Reason being that the particular instance is in a large mining operation. We use portable cords extensively (up to 300 MCM/7200 VAC). We have lots of "small" 30 HP or 50 HP temporary dewatering pumps. Although plugs are more convenient the general tendency with the electrical group is to hardwire the cords due to reliability issues with the plugs (corrosion and water).

It seems relatively silly that the only difference between wiring up a portable generator with a 30-50 HP pump attached and requiring a ground rod is whether or not it has a plug connection.

Ground rods are a bit of a problem because the soil on the mining pit floor has very poor conductivity. The vast majority of the power distribution outside of generator-supplied uses high resistance grounding systems with grounding grids established at the substations. Everything in the pit is grounded via 4-wire wye connections back to the subs.
 

ceb58

Senior Member
Location
Raeford, NC
Other than trying to enforce the difference between temporary and hard wiring, is there any technical purpose behind the rule requiring cord-and-plug connections on portable or vehicle mounted generators without a ground rod?

Reason being that the particular instance is in a large mining operation. We use portable cords extensively (up to 300 MCM/7200 VAC). We have lots of "small" 30 HP or 50 HP temporary dewatering pumps. Although plugs are more convenient the general tendency with the electrical group is to hardwire the cords due to reliability issues with the plugs (corrosion and water).

It seems relatively silly that the only difference between wiring up a portable generator with a 30-50 HP pump attached and requiring a ground rod is whether or not it has a plug connection.

Ground rods are a bit of a problem because the soil on the mining pit floor has very poor conductivity. The vast majority of the power distribution outside of generator-supplied uses high resistance grounding systems with grounding grids established at the substations. Everything in the pit is grounded via 4-wire wye connections back to the subs.

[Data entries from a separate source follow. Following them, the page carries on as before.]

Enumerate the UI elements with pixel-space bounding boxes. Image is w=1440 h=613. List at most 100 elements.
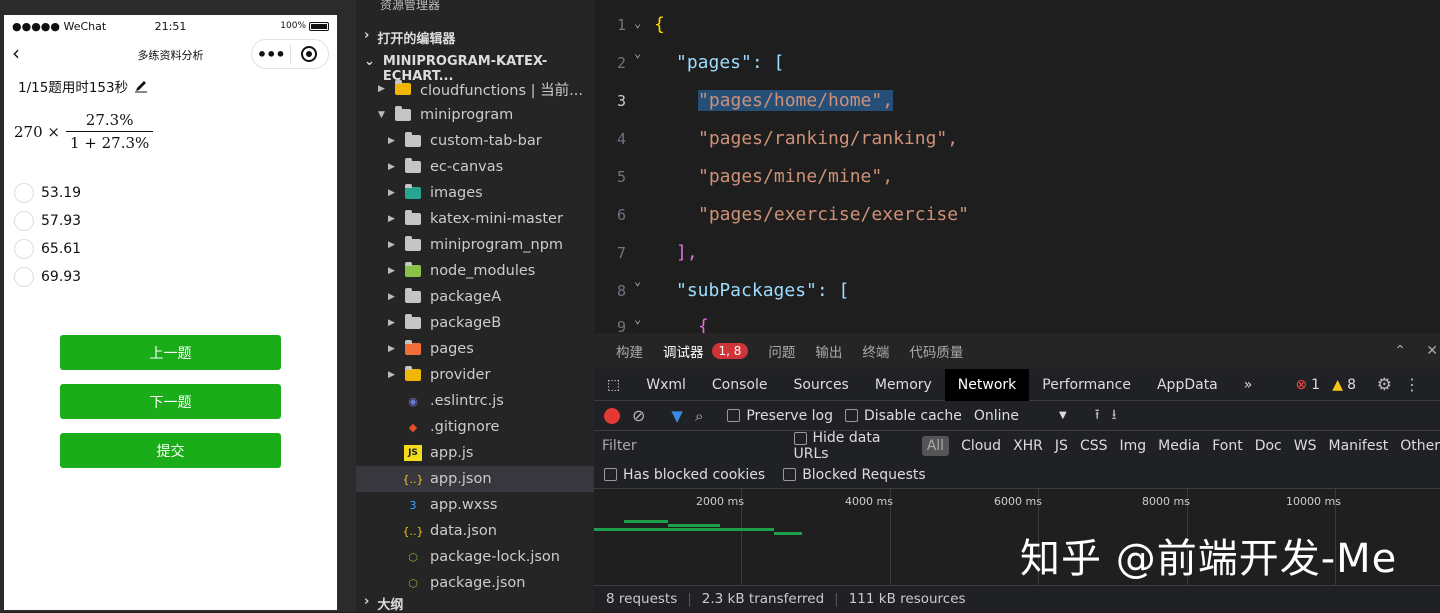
panel-network[interactable]: Network — [944, 368, 1030, 401]
panel-appdata[interactable]: AppData — [1144, 369, 1231, 401]
prev-question-button[interactable]: 上一题 — [60, 335, 281, 370]
type-filter-js[interactable]: JS — [1055, 438, 1068, 454]
submit-button[interactable]: 提交 — [60, 433, 281, 468]
disable-cache-checkbox[interactable]: Disable cache — [844, 408, 962, 424]
folder-icon — [404, 314, 422, 331]
fold-icon[interactable]: ⌄ — [634, 16, 641, 30]
file-tree-item[interactable]: ▶ images — [356, 180, 594, 206]
option-c[interactable]: 65.61 — [14, 235, 81, 263]
type-filter-img[interactable]: Img — [1120, 438, 1147, 454]
file-tree-item[interactable]: ▼ miniprogram — [356, 102, 594, 128]
checkbox[interactable] — [604, 468, 617, 481]
panel-memory[interactable]: Memory — [862, 369, 945, 401]
file-tree-item[interactable]: ▶ ec-canvas — [356, 154, 594, 180]
divider: | — [834, 591, 839, 607]
file-tree-item[interactable]: ⬡ package-lock.json — [356, 544, 594, 570]
preserve-log-checkbox[interactable]: Preserve log — [727, 408, 833, 424]
option-b[interactable]: 57.93 — [14, 207, 81, 235]
file-tree-item[interactable]: ▶ cloudfunctions | 当前... — [356, 76, 594, 102]
search-icon[interactable]: ⌕ — [695, 407, 703, 425]
checkbox[interactable] — [783, 468, 797, 481]
file-tree-item[interactable]: ▶ node_modules — [356, 258, 594, 284]
has-blocked-cookies-checkbox[interactable]: Has blocked cookies — [604, 467, 765, 483]
file-tree-item[interactable]: ▶ miniprogram_npm — [356, 232, 594, 258]
network-summary: 8 requests | 2.3 kB transferred | 111 kB… — [594, 585, 1440, 612]
code-editor[interactable]: 1 ⌄ { 2 ⌄ "pages": [ 3 "pages/home/home"… — [594, 0, 1440, 337]
tab-debugger[interactable]: 调试器 — [663, 341, 704, 361]
pencil-icon[interactable] — [134, 79, 148, 93]
outline-section[interactable]: › 大纲 — [364, 594, 403, 613]
checkbox[interactable] — [793, 431, 807, 445]
blocked-requests-checkbox[interactable]: Blocked Requests — [783, 467, 926, 483]
filter-input[interactable]: Filter — [594, 438, 782, 454]
panel-performance[interactable]: Performance — [1029, 369, 1144, 401]
tab-code-quality[interactable]: 代码质量 — [909, 341, 963, 361]
tab-terminal[interactable]: 终端 — [862, 341, 889, 361]
inspect-icon[interactable]: ⬚ — [594, 369, 633, 401]
type-filter-ws[interactable]: WS — [1294, 438, 1317, 454]
option-d[interactable]: 69.93 — [14, 263, 81, 291]
file-tree-item[interactable]: ▶ pages — [356, 336, 594, 362]
type-filter-xhr[interactable]: XHR — [1013, 438, 1043, 454]
radio-button[interactable] — [14, 239, 34, 259]
formula-fraction: 27.3% 1 + 27.3% — [65, 111, 154, 152]
option-a[interactable]: 53.19 — [14, 179, 81, 207]
checkbox[interactable] — [727, 409, 741, 422]
tab-build[interactable]: 构建 — [616, 341, 643, 361]
upload-icon[interactable]: ⭱ — [1095, 404, 1100, 428]
panel-wxml[interactable]: Wxml — [633, 369, 699, 401]
radio-button[interactable] — [14, 211, 34, 231]
checkbox[interactable] — [844, 409, 858, 422]
more-dots-icon[interactable]: ••• — [252, 45, 290, 64]
error-indicator[interactable]: ⊗ 1 — [1295, 377, 1320, 393]
radio-button[interactable] — [14, 183, 34, 203]
clear-icon[interactable]: ⊘ — [632, 406, 645, 425]
type-filter-media[interactable]: Media — [1158, 438, 1200, 454]
download-icon[interactable]: ⭳ — [1112, 404, 1117, 428]
file-tree-item[interactable]: {..} app.json — [356, 466, 594, 492]
file-tree-item[interactable]: ▶ custom-tab-bar — [356, 128, 594, 154]
file-tree-item[interactable]: ▶ provider — [356, 362, 594, 388]
next-question-button[interactable]: 下一题 — [60, 384, 281, 419]
gear-icon[interactable]: ⚙ — [1377, 375, 1392, 395]
more-icon[interactable]: ··· — [552, 0, 567, 7]
file-tree-item[interactable]: ◉ .eslintrc.js — [356, 388, 594, 414]
filter-icon[interactable]: ▼ — [671, 407, 683, 425]
question-formula: 270 × 27.3% 1 + 27.3% — [14, 111, 154, 152]
file-tree-item[interactable]: ⬡ package.json — [356, 570, 594, 596]
radio-button[interactable] — [14, 267, 34, 287]
record-icon[interactable] — [604, 407, 620, 424]
more-panels-icon[interactable]: » — [1231, 369, 1266, 401]
fold-icon[interactable]: ⌄ — [634, 46, 641, 60]
type-filter-font[interactable]: Font — [1212, 438, 1242, 454]
type-filter-css[interactable]: CSS — [1080, 438, 1108, 454]
tab-problems[interactable]: 问题 — [768, 341, 795, 361]
file-tree-item[interactable]: JS app.js — [356, 440, 594, 466]
file-tree-item[interactable]: {..} data.json — [356, 518, 594, 544]
type-filter-cloud[interactable]: Cloud — [961, 438, 1001, 454]
type-filter-other[interactable]: Other — [1400, 438, 1440, 454]
open-editors-section[interactable]: › 打开的编辑器 — [364, 28, 455, 47]
type-filter-manifest[interactable]: Manifest — [1328, 438, 1388, 454]
panel-console[interactable]: Console — [699, 369, 781, 401]
warning-count: 8 — [1347, 376, 1356, 393]
file-tree-item[interactable]: ◆ .gitignore — [356, 414, 594, 440]
file-tree-item[interactable]: ▶ katex-mini-master — [356, 206, 594, 232]
file-tree-item[interactable]: 3 app.wxss — [356, 492, 594, 518]
hide-data-urls-checkbox[interactable]: Hide data URLs — [793, 430, 912, 462]
close-icon[interactable]: ✕ — [1426, 343, 1438, 359]
kebab-menu-icon[interactable]: ⋮ — [1404, 375, 1420, 394]
type-filter-all[interactable]: All — [921, 436, 950, 456]
type-filter-doc[interactable]: Doc — [1255, 438, 1282, 454]
file-tree-item[interactable]: ▶ packageB — [356, 310, 594, 336]
chevron-left-icon[interactable]: ‹ — [12, 43, 20, 63]
fold-icon[interactable]: ⌄ — [634, 312, 641, 326]
fold-icon[interactable]: ⌄ — [634, 274, 641, 288]
panel-sources[interactable]: Sources — [780, 369, 861, 401]
collapse-up-icon[interactable]: ⌃ — [1394, 343, 1406, 359]
file-tree-item[interactable]: ▶ packageA — [356, 284, 594, 310]
tab-output[interactable]: 输出 — [815, 341, 842, 361]
warning-indicator[interactable]: ▲ 8 — [1332, 377, 1356, 393]
throttle-select[interactable]: Online ▼ — [974, 408, 1067, 424]
record-icon[interactable] — [290, 46, 328, 62]
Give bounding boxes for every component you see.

I think the main difference is with a cord plugged into the gen set. the ground and neutral are tied together making it a separately derived system. If you were to hard wire into the set,as a back up to power something like a building, then the grounds and neutral would then need to be separated and a ground rod requried. Look over 250.34 B
 

paulengr

Senior Member
How is the soil conductivity an issue at all? Pound two rods and be done with it if you want to hardwire.

I can't believe you are actually saying this unless you never actually check to see if you have anything approaching a decent ground grid in the first place.

In an MSHA regulated area, routine checking/verification of your ground is required, at least annually. There is no way that pounding two ground rods is going to get you even close to 25 ohms let alone 15 ohms (our internal requirement). At a minimum in areas along the top of the high wall outside of the pit with undisturbed soil near a water source, we usually need a minimum of 3 ground rods wired in parallel. Often even that isn't enough. And dumping bags of salt on them and watering it in isn't going to work because a few weeks later you'll be in doing it again.

So we use threaded rods, multiple ground rods, and get it down reasonable at the 25 kV substations at the rim where we have a fighting chance of achieving a decent ground grid. That's on top of having a high resistance ground which requires substations to have two separate ground grids as a minimum (safety ground and system ground).
 

petersonra

Senior Member
Location
Northern illinois
Occupation
engineer
I can't believe you are actually saying this unless you never actually check to see if you have anything approaching a decent ground grid in the first place.

Why do you care about the ground connection for a portable generator running a 50HP or smaller motor? What does a "better" ground do for you?